Hi, I ran Topaz on cluster (each node contains 2x GPUs), but it seems to only use CPU (see below). It takes a very very long time to finish. I set “Expected number of particles” to 100 and kept other options default. Anyone could help me to figure it out? Thank you!

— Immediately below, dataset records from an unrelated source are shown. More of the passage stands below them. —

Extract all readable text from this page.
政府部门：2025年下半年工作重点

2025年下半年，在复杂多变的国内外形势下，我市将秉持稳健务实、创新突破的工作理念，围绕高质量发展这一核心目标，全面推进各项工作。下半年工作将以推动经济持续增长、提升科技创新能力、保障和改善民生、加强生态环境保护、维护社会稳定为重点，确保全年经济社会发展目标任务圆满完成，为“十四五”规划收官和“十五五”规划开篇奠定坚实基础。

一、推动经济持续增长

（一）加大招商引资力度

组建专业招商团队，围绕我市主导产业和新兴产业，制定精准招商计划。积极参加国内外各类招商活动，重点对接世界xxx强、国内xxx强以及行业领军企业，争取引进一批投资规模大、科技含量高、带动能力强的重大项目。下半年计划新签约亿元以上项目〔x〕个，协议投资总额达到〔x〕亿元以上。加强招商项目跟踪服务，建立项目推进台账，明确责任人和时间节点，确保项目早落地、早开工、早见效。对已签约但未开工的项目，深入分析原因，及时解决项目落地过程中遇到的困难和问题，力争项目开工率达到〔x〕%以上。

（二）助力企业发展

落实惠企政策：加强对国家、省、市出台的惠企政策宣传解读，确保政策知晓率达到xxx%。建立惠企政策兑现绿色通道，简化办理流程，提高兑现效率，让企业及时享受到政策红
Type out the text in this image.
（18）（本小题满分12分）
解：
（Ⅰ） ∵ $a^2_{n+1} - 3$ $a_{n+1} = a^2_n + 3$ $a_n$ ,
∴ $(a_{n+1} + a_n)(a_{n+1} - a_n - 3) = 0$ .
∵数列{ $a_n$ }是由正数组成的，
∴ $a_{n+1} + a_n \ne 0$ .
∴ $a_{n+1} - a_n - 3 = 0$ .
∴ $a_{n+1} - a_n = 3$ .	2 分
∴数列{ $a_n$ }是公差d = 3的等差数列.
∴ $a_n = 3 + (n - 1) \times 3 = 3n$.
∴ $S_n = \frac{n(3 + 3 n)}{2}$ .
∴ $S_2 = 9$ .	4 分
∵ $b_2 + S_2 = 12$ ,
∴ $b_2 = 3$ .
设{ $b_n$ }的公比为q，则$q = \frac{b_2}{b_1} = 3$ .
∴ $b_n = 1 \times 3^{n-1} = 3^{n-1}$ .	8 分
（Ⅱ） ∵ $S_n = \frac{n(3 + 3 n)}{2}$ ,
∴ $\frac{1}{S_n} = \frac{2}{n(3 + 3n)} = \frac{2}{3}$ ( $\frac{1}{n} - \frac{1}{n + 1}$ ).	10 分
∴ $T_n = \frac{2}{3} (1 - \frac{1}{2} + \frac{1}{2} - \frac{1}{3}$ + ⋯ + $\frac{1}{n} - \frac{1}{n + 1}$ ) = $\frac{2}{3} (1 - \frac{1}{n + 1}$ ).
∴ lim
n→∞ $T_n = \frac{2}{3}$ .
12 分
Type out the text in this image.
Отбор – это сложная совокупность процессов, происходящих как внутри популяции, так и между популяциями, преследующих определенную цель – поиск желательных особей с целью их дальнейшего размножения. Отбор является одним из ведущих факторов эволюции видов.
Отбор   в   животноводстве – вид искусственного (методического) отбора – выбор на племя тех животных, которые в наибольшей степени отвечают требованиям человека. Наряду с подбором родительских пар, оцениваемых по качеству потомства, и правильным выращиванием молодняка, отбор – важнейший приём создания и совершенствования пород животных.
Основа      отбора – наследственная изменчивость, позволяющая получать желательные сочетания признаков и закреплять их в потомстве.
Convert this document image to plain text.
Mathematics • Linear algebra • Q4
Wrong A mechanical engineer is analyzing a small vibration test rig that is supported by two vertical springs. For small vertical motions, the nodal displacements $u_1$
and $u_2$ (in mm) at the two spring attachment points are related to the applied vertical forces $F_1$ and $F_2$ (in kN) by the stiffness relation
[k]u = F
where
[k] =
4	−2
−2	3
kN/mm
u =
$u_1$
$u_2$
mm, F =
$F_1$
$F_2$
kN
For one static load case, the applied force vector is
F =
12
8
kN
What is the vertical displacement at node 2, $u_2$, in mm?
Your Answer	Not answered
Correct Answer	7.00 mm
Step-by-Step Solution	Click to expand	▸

[CPU: 162.9 MB] THCudaCheck FAIL file=/opt/conda/conda-bld/pytorch_1544176307774/work/torch/csrc/cuda/Module.cpp line=34 error=30 : unknown error
[CPU: 162.9 MB] # Loading model: resnet8
[CPU: 162.9 MB] # Model parameters: units=32, dropout=0.0, bn=on
[CPU: 162.9 MB] # Receptive field: 71
[CPU: 162.9 MB] CudaWarning: cuda runtime error (30) : unknown error at /opt/conda/conda-bld/pytorch_1544176307774/work/torch/csrc/cuda/Module.cpp:34
[CPU: 162.9 MB] Falling back to CPU.
[CPU: 162.9 MB] # Using device=0 with cuda=False
[CPU: 162.9 MB] # Loaded 32 training micrographs with 2660 labeled particles
[CPU: 162.9 MB] # Loaded 7 test micrographs with 584 labeled particles
[CPU: 162.9 MB] # source split p_observed num_positive_regions total_regions
[CPU: 162.9 MB] # 0 train 0.000409 77140 188559360
[CPU: 162.9 MB] # 0 test 0.000411 16936 41247360
[CPU: 162.9 MB] # Specified expected number of particle per micrograph = 100.0
[CPU: 162.9 MB] # With radius = 3
[CPU: 162.9 MB] # Setting pi = 0.0004921527098946454
[CPU: 162.9 MB] # minibatch_size=128, epoch_size=5000, num_epochs=10
[CPU: 162.9 MB] # Done!
[CPU: 162.9 MB] Training command complete.